Following the first release, The Inspiration of Harry Larrabee, by Howard Fielding, and which features such well-known screen names as Clifford Gray, Margaret Landis, Winifred Greenwood, Frank Brownlee, William Ehfe, Charles Blaisdell, Tom Morgan and others, will come Mentioned in Confidence, The Clean Gun, The Best Man, The Mainspring, and a long succession of equally interesting cinema masterpices. The pictures are being made at the Balboa studios at Long Beach, Cal., and heading the staff of directors are Bertram Bracken, Edgar Jones, Harry Harvey and Henry King.

Production Praised: The Twisted Thread

August 11: The Moving Picture World, p. 948: MPW discussed enthusiastically the Horkheimer’s newest serial: “Balboa studio is rapidly becoming a serial factory. The Horkheimers announce that they propose to build bigger and better serials. The Twisted Thread will mark the beginning of this new policy, and productions to follow will be constructed along lines more elaborate than before attempted. A large and well equipped single outdoor stage has just been completed and will be devoted exclusively to the building of serials. The newest ideas in filmcraft have been incorporated in the new plant.

Another New Brand: “Falcon Features” (from August 1917 to February 1918)

August 17: In addition to their new trademark, Knickerbocker Star Features, the Horkheimers splashed across the screen another brand called “Falcon Features,” employing a hooded falcon as their trademark, produced and released by General Films.
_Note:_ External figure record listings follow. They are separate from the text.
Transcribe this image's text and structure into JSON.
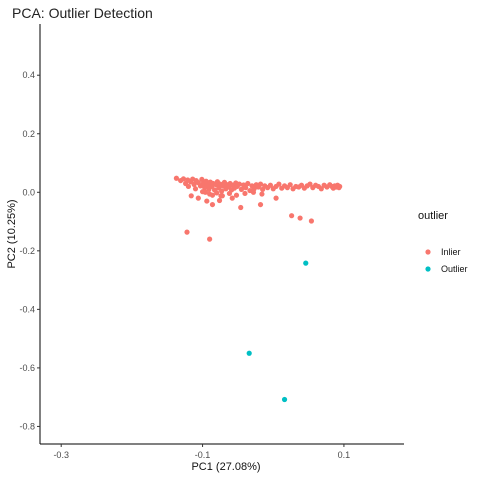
{
  "chart_data": {
    "type": "scatter",
    "title": "PCA: Outlier Detection",
    "xlabel": "PC1 (27.08%)",
    "ylabel": "PC2 (10.25%)",
    "xlim": [
      -0.33,
      0.185
    ],
    "ylim": [
      -0.86,
      0.575
    ],
    "x_ticks": [
      -0.3,
      -0.1,
      0.1
    ],
    "x_tick_labels": [
      "-0.3",
      "-0.1",
      "0.1"
    ],
    "y_ticks": [
      0.4,
      0.2,
      0.0,
      -0.2,
      -0.4,
      -0.6,
      -0.8
    ],
    "y_tick_labels": [
      "0.4",
      "0.2",
      "0.0",
      "-0.2",
      "-0.4",
      "-0.6",
      "-0.8"
    ],
    "grid": false,
    "legend": {
      "title": "outlier",
      "position": "right",
      "entries": [
        {
          "label": "Inlier",
          "color": "#F8766D"
        },
        {
          "label": "Outlier",
          "color": "#00BFC4"
        }
      ]
    },
    "series": [
      {
        "name": "Inlier",
        "color": "#F8766D",
        "points": [
          [
            -0.137,
            0.048
          ],
          [
            -0.131,
            0.04
          ],
          [
            -0.127,
            0.046
          ],
          [
            -0.124,
            0.03
          ],
          [
            -0.121,
            0.042
          ],
          [
            -0.117,
            0.036
          ],
          [
            -0.114,
            0.045
          ],
          [
            -0.112,
            0.027
          ],
          [
            -0.109,
            0.04
          ],
          [
            -0.106,
            0.033
          ],
          [
            -0.103,
            0.022
          ],
          [
            -0.101,
            0.044
          ],
          [
            -0.099,
            0.03
          ],
          [
            -0.097,
            0.016
          ],
          [
            -0.095,
            0.038
          ],
          [
            -0.093,
            0.024
          ],
          [
            -0.091,
            0.01
          ],
          [
            -0.089,
            0.035
          ],
          [
            -0.087,
            0.02
          ],
          [
            -0.085,
            0.03
          ],
          [
            -0.083,
            0.008
          ],
          [
            -0.081,
            0.026
          ],
          [
            -0.079,
            0.036
          ],
          [
            -0.077,
            0.015
          ],
          [
            -0.075,
            0.028
          ],
          [
            -0.073,
            0.004
          ],
          [
            -0.071,
            0.022
          ],
          [
            -0.069,
            0.034
          ],
          [
            -0.067,
            0.012
          ],
          [
            -0.065,
            0.026
          ],
          [
            -0.063,
            0.018
          ],
          [
            -0.061,
            0.03
          ],
          [
            -0.059,
            0.008
          ],
          [
            -0.057,
            0.024
          ],
          [
            -0.055,
            0.014
          ],
          [
            -0.053,
            0.032
          ],
          [
            -0.051,
            0.02
          ],
          [
            -0.048,
            0.028
          ],
          [
            -0.045,
            0.01
          ],
          [
            -0.042,
            0.025
          ],
          [
            -0.039,
            0.016
          ],
          [
            -0.036,
            0.03
          ],
          [
            -0.033,
            0.006
          ],
          [
            -0.03,
            0.022
          ],
          [
            -0.027,
            0.012
          ],
          [
            -0.024,
            0.026
          ],
          [
            -0.021,
            0.018
          ],
          [
            -0.018,
            0.028
          ],
          [
            -0.015,
            0.01
          ],
          [
            -0.012,
            0.022
          ],
          [
            -0.008,
            0.016
          ],
          [
            -0.004,
            0.024
          ],
          [
            0.0,
            0.012
          ],
          [
            0.004,
            0.02
          ],
          [
            0.008,
            0.028
          ],
          [
            0.012,
            0.014
          ],
          [
            0.016,
            0.022
          ],
          [
            0.02,
            0.016
          ],
          [
            0.024,
            0.026
          ],
          [
            0.028,
            0.012
          ],
          [
            0.032,
            0.02
          ],
          [
            0.036,
            0.018
          ],
          [
            0.04,
            0.024
          ],
          [
            0.044,
            0.014
          ],
          [
            0.048,
            0.022
          ],
          [
            0.052,
            0.028
          ],
          [
            0.056,
            0.016
          ],
          [
            0.06,
            0.024
          ],
          [
            0.064,
            0.02
          ],
          [
            0.068,
            0.012
          ],
          [
            0.072,
            0.024
          ],
          [
            0.076,
            0.018
          ],
          [
            0.08,
            0.026
          ],
          [
            0.083,
            0.02
          ],
          [
            0.085,
            0.014
          ],
          [
            0.087,
            0.022
          ],
          [
            0.089,
            0.018
          ],
          [
            0.091,
            0.024
          ],
          [
            0.093,
            0.016
          ],
          [
            0.094,
            0.02
          ],
          [
            -0.12,
            0.02
          ],
          [
            -0.11,
            0.012
          ],
          [
            -0.1,
            0.002
          ],
          [
            -0.09,
            -0.006
          ],
          [
            -0.096,
            0.0
          ],
          [
            -0.086,
            -0.01
          ],
          [
            -0.08,
            -0.002
          ],
          [
            -0.072,
            -0.012
          ],
          [
            -0.062,
            -0.004
          ],
          [
            -0.052,
            -0.01
          ],
          [
            -0.04,
            -0.004
          ],
          [
            -0.028,
            0.0
          ],
          [
            -0.016,
            -0.006
          ],
          [
            -0.116,
            -0.012
          ],
          [
            -0.106,
            -0.02
          ],
          [
            -0.094,
            -0.03
          ],
          [
            -0.086,
            -0.042
          ],
          [
            -0.076,
            -0.028
          ],
          [
            -0.058,
            -0.02
          ],
          [
            -0.046,
            -0.052
          ],
          [
            -0.018,
            -0.042
          ],
          [
            0.004,
            -0.02
          ],
          [
            0.026,
            -0.08
          ],
          [
            0.038,
            -0.088
          ],
          [
            0.054,
            -0.098
          ],
          [
            -0.122,
            -0.136
          ],
          [
            -0.09,
            -0.16
          ],
          [
            -0.074,
            -0.012
          ]
        ]
      },
      {
        "name": "Outlier",
        "color": "#00BFC4",
        "points": [
          [
            0.046,
            -0.242
          ],
          [
            -0.034,
            -0.55
          ],
          [
            0.016,
            -0.708
          ]
        ]
      }
    ]
  }
}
Falcon Features began in August 1917 and ceased production in February 1918, when the Horkheimer’s studio stunned the industry and went into receivership. Here is a list of those Falcon Features:

Falcon Features
The Best Man Brand’s Daughter The Clean Gun The Climber
Feet of Clay His Old-Fashioned Dad The Lady in the Library The Mainspring
The Martinache Marriage The Phantom Shotgun TheSecret of Black Mountain The Stolen Play
The Understudy Zollenstein    

Paramount’s First Serial: “Made at Balboa”
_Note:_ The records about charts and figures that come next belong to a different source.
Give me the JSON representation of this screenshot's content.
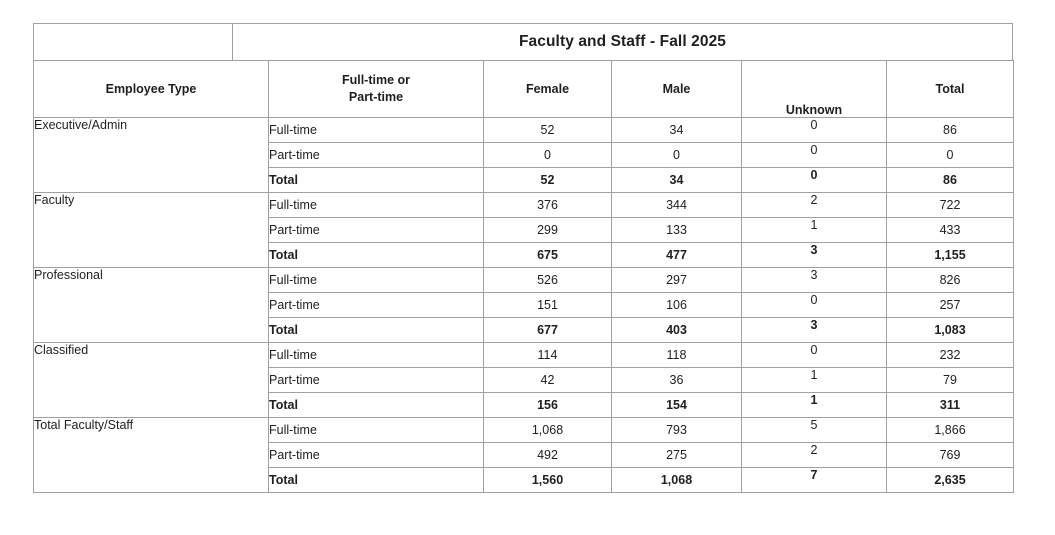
{
  "title": "Faculty and Staff - Fall 2025",
  "columns": {
    "employee_type": "Employee Type",
    "ft_pt": "Full-time or\nPart-time",
    "female": "Female",
    "male": "Male",
    "unknown": "Unknown",
    "total": "Total"
  },
  "groups": [
    {
      "employee_type": "Executive/Admin",
      "rows": [
        {
          "label": "Full-time",
          "female": "52",
          "male": "34",
          "unknown": "0",
          "total": "86",
          "bold": false
        },
        {
          "label": "Part-time",
          "female": "0",
          "male": "0",
          "unknown": "0",
          "total": "0",
          "bold": false
        },
        {
          "label": "Total",
          "female": "52",
          "male": "34",
          "unknown": "0",
          "total": "86",
          "bold": true
        }
      ]
    },
    {
      "employee_type": "Faculty",
      "rows": [
        {
          "label": "Full-time",
          "female": "376",
          "male": "344",
          "unknown": "2",
          "total": "722",
          "bold": false
        },
        {
          "label": "Part-time",
          "female": "299",
          "male": "133",
          "unknown": "1",
          "total": "433",
          "bold": false
        },
        {
          "label": "Total",
          "female": "675",
          "male": "477",
          "unknown": "3",
          "total": "1,155",
          "bold": true
        }
      ]
    },
    {
      "employee_type": "Professional",
      "rows": [
        {
          "label": "Full-time",
          "female": "526",
          "male": "297",
          "unknown": "3",
          "total": "826",
          "bold": false
        },
        {
          "label": "Part-time",
          "female": "151",
          "male": "106",
          "unknown": "0",
          "total": "257",
          "bold": false
        },
        {
          "label": "Total",
          "female": "677",
          "male": "403",
          "unknown": "3",
          "total": "1,083",
          "bold": true
        }
      ]
    },
    {
      "employee_type": "Classified",
      "rows": [
        {
          "label": "Full-time",
          "female": "114",
          "male": "118",
          "unknown": "0",
          "total": "232",
          "bold": false
        },
        {
          "label": "Part-time",
          "female": "42",
          "male": "36",
          "unknown": "1",
          "total": "79",
          "bold": false
        },
        {
          "label": "Total",
          "female": "156",
          "male": "154",
          "unknown": "1",
          "total": "311",
          "bold": true
        }
      ]
    },
    {
      "employee_type": "Total Faculty/Staff",
      "rows": [
        {
          "label": "Full-time",
          "female": "1,068",
          "male": "793",
          "unknown": "5",
          "total": "1,866",
          "bold": false
        },
        {
          "label": "Part-time",
          "female": "492",
          "male": "275",
          "unknown": "2",
          "total": "769",
          "bold": false
        },
        {
          "label": "Total",
          "female": "1,560",
          "male": "1,068",
          "unknown": "7",
          "total": "2,635",
          "bold": true
        }
      ]
    }
  ],
  "style": {
    "border_color": "#a0a0a0",
    "text_color": "#1f1f1f",
    "background": "#ffffff"
  }
}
October 26: Variety (p. 33) thought Balboa’s Who Is “Number One”? was a magnificent film, sumptuous in the extreme. The magazine noted that the Horkheimers had spared no expense in building sets. Variety also wrote that the detail in the serial was wonderfully worked out and stated its hopes that the remainng 15 episodes would do equally well.

This was the first serial ever handled by Paramount Pictures, and H. M. Horkheimer produced the movie, whereas Anna Katherine Green wrote the story, and the film starred Kathleen Clifford and Cullen Landis.

Comique Film Corporation: Arbuckle and Keaton Arrive at Balboa

December: Yet another leasing company used the Balboa site. “Fatty” Arbuckle returned to Long Beach, the town where he had been working on stage at the Pike and also married in 1908. The Comique Film Corporation had been started by Joseph M. Schenck in the spring of 1917 to produce Arbuckle and Keaton collaborations to be released by Paramount. Their first collaboration, The Butcher Boy, was released April 23, 1917, filmed at the studios of Norma Talmadge Film Corporation in New York. Atthe end of 1917, Comique would move to Long Beach and do six movies there before moving to the Diando studios in Glendale in 1918, to disassociate itself with the negative publicity and misfortune that resulted spring of 1918 when Balboa Studios went into receivership.